アナログ・レコードをかける場面から始まる映画。とはいえ、音楽映画ではまったくない。でも、英国ロックをそうたらしめる、ある種の気取りというか、ブリティッシュ流儀が流れる映画で、これはUKロック好きは見てもいいかもと思った。

 英国人SF作家、J・G・バラード(1930〜2009年)が1975年に書いた同名小説を、1972年生まれ英国人監督のベン・ウィートリーが監督。資料を見たら、いろいろ撮っている人のようだが、彼はBBCのタイムスリップ・ドラマ「ドクター・フー」のファンで、そのシーズン8の1、2話を担当したのだという。2015年英国映画で、8月初旬から公開となる。

 ロンドン郊外の高層マンションを舞台とする映画。悠然としているようでしっちゃかめっちゃかな展開(途中からはかなりマッド。「時計じかけのオレンジ」を比較に出す声があるのも分かるか)の底には、テクノロジー席巻の弊害という現代的問題や階級社会という英国が抱えてきた構造を下敷きにする。出てくるモノの造形や映像構成は、スタイリッシュ。広大な駐車場に駐められた車は1970年代のものっぽい(よくぞ、集めたな)ので、小説が書かれた時代の物語として描かれているはずだが、どこか捉えどころのない近未来感を付帯させるあたりは、「未来世紀ブラジル」を生んだ国の映画であるとも思わせられたか。
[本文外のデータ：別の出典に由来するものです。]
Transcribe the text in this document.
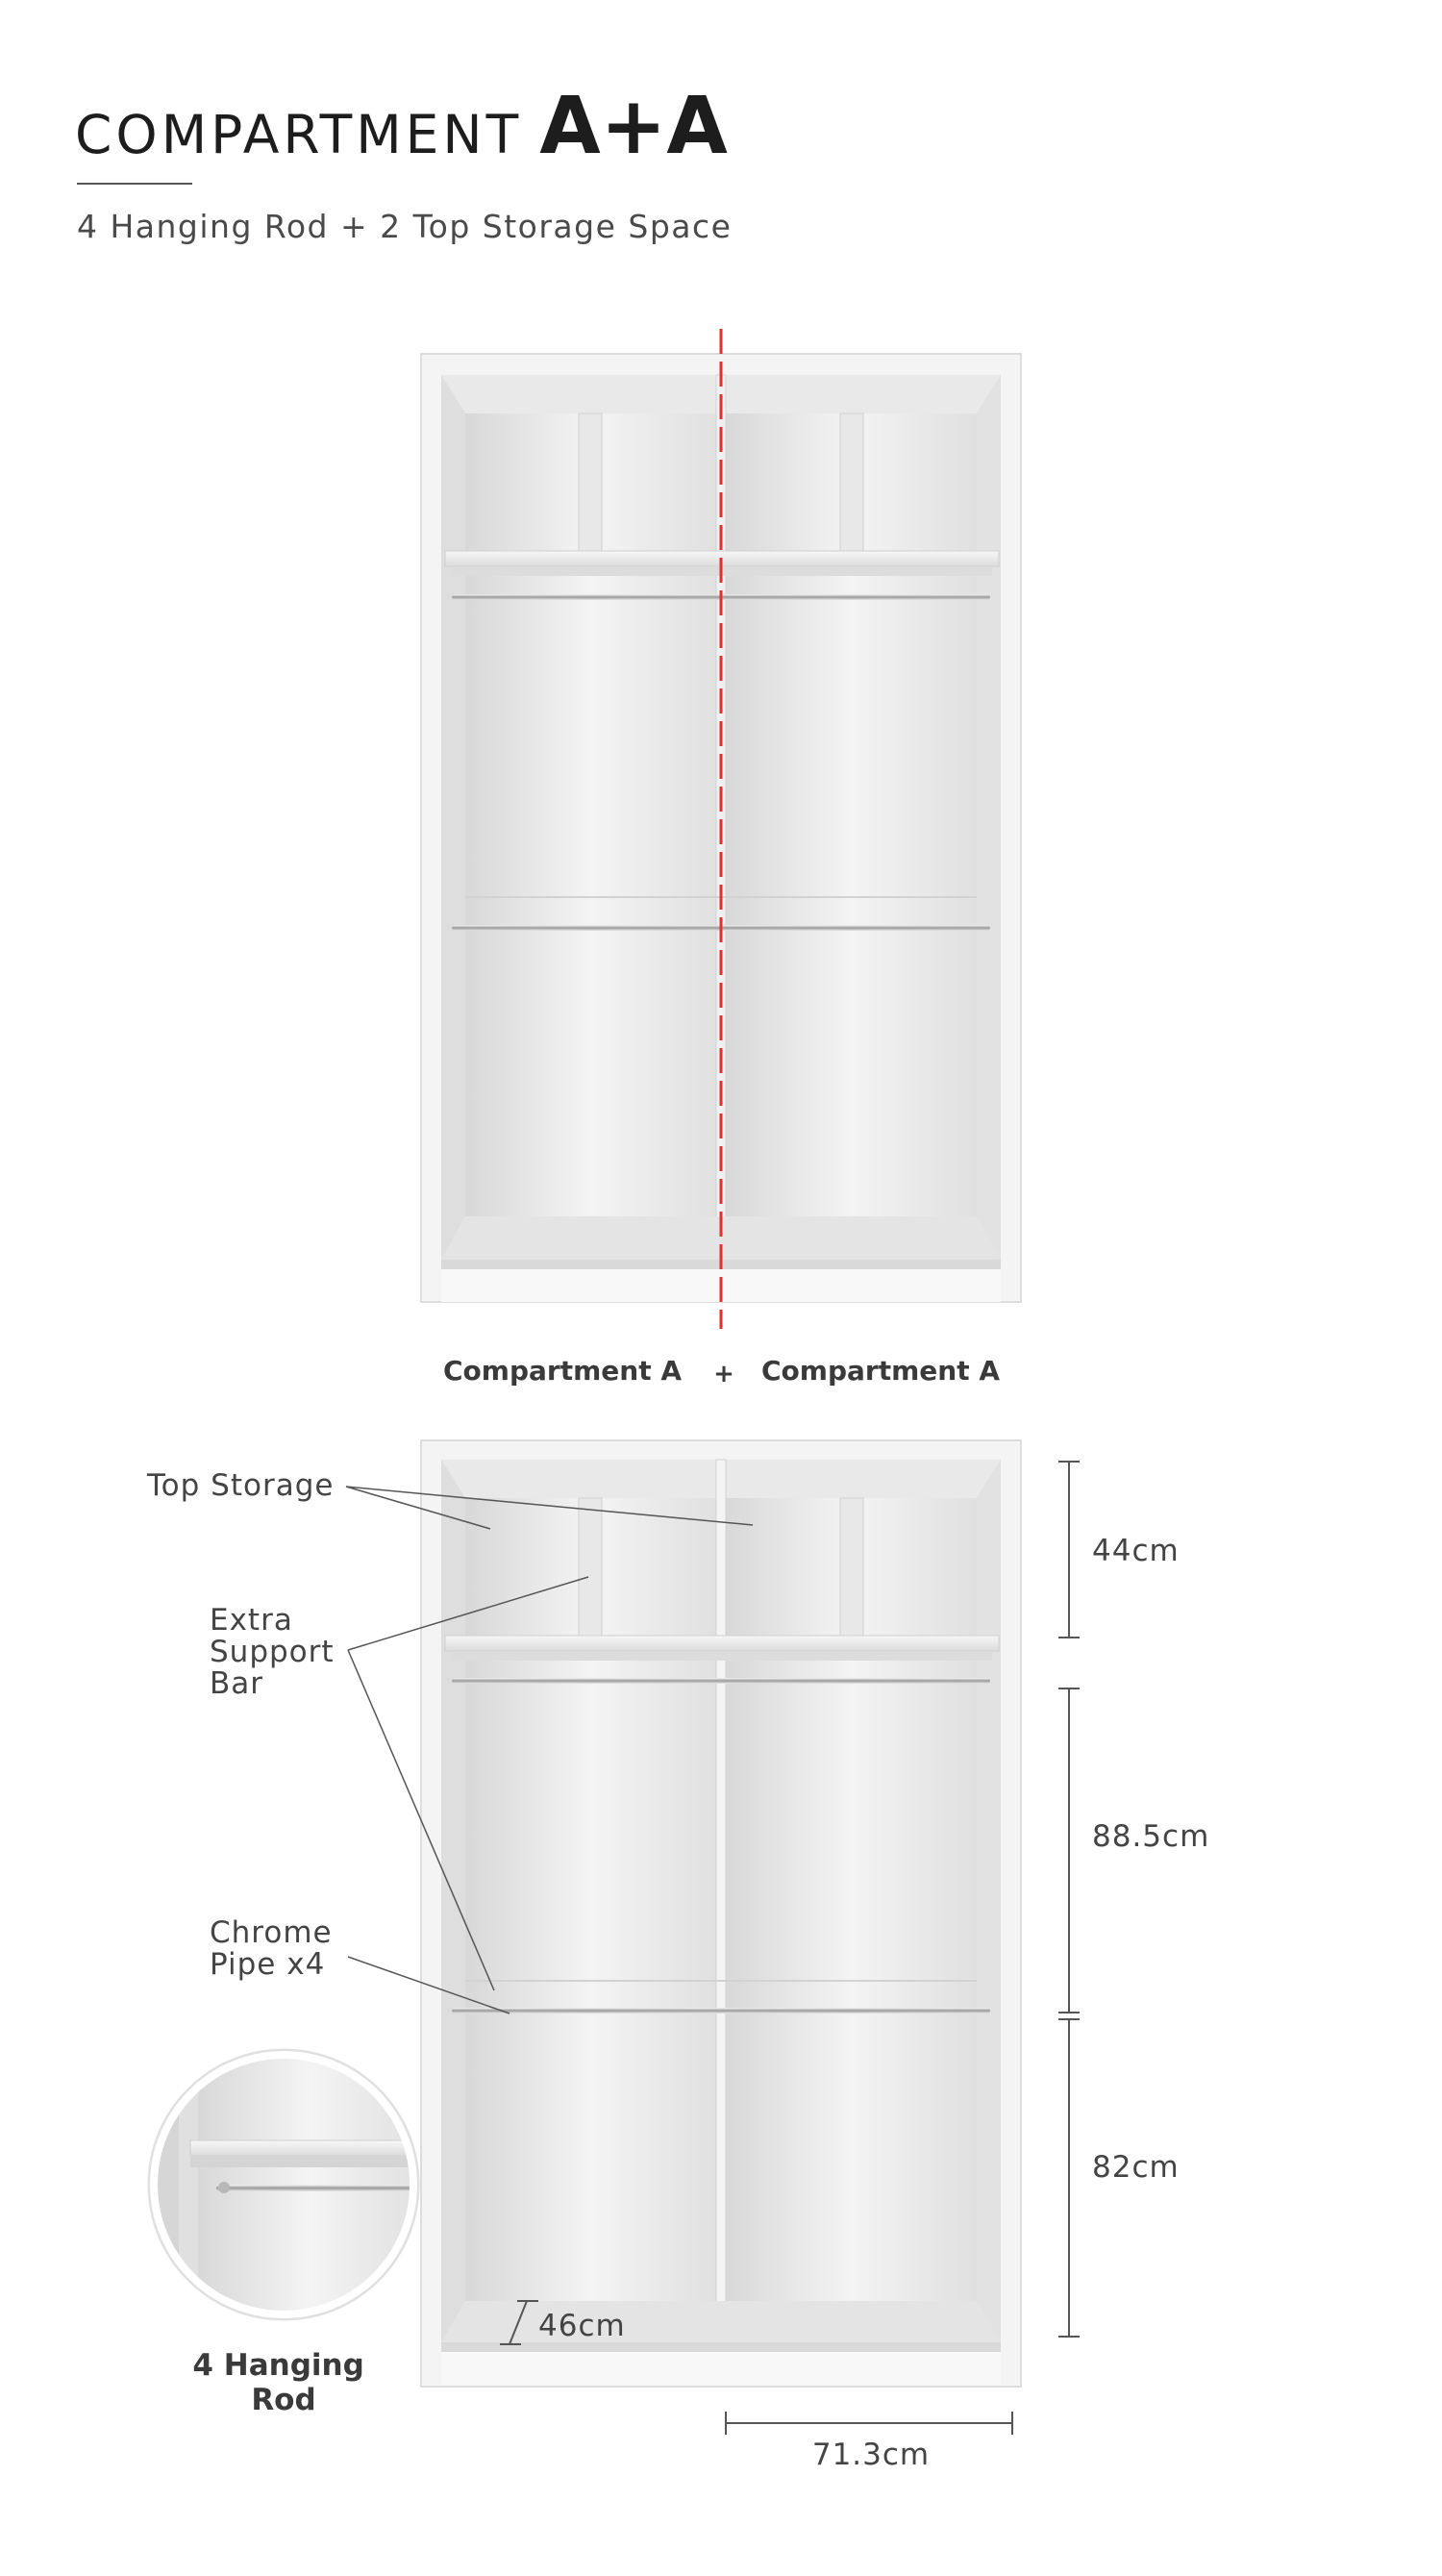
COMPARTMENT A+A
4 Hanging Rod + 2 Top Storage Space
Compartment A + Compartment A
Top Storage
Extra Support Bar
Chrome Pipe x4
4 Hanging Rod
44cm
88.5cm
82cm
46cm
71.3cm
 クラシック的な音楽が主に使われるが、それを作っているのは1990年前後に英国ダンス・ロックの先鋒バンドとして気を吐いたボップ・ウィル・イート・イットセルフのオリジナル歌手で、1990 年代後期以降映画音楽家として大車輪しているクリント・マンセル。そして、ときどきロック曲も使われていて、ドイツのカンの曲もあった。また、1曲はポーティスヘッドがアバの曲をリメイクしている曲も使われる。なお、主人公のトム・ヒドルストンは次の007ボンド役候補の一人に挙げられているようだ。

<今日の、憂い>
 映画を見たのは、渋谷の映画美学校試写室。席はほぼ埋まっていたな。ここだと、家から徒歩で行けるのでありがたい。曇天だったので傘を持って行ったのだが、映画を見終わり外に出たら晴天。今年は、本当に雨が少ない。猛暑であるととともに、今夏は関東圏で大幅な取水制限が行われると言われている。ぼくは多分四国地方に行かずに死んじゃうと思われるが、今年は四国の人たちの夏の焦燥が分かるかも……。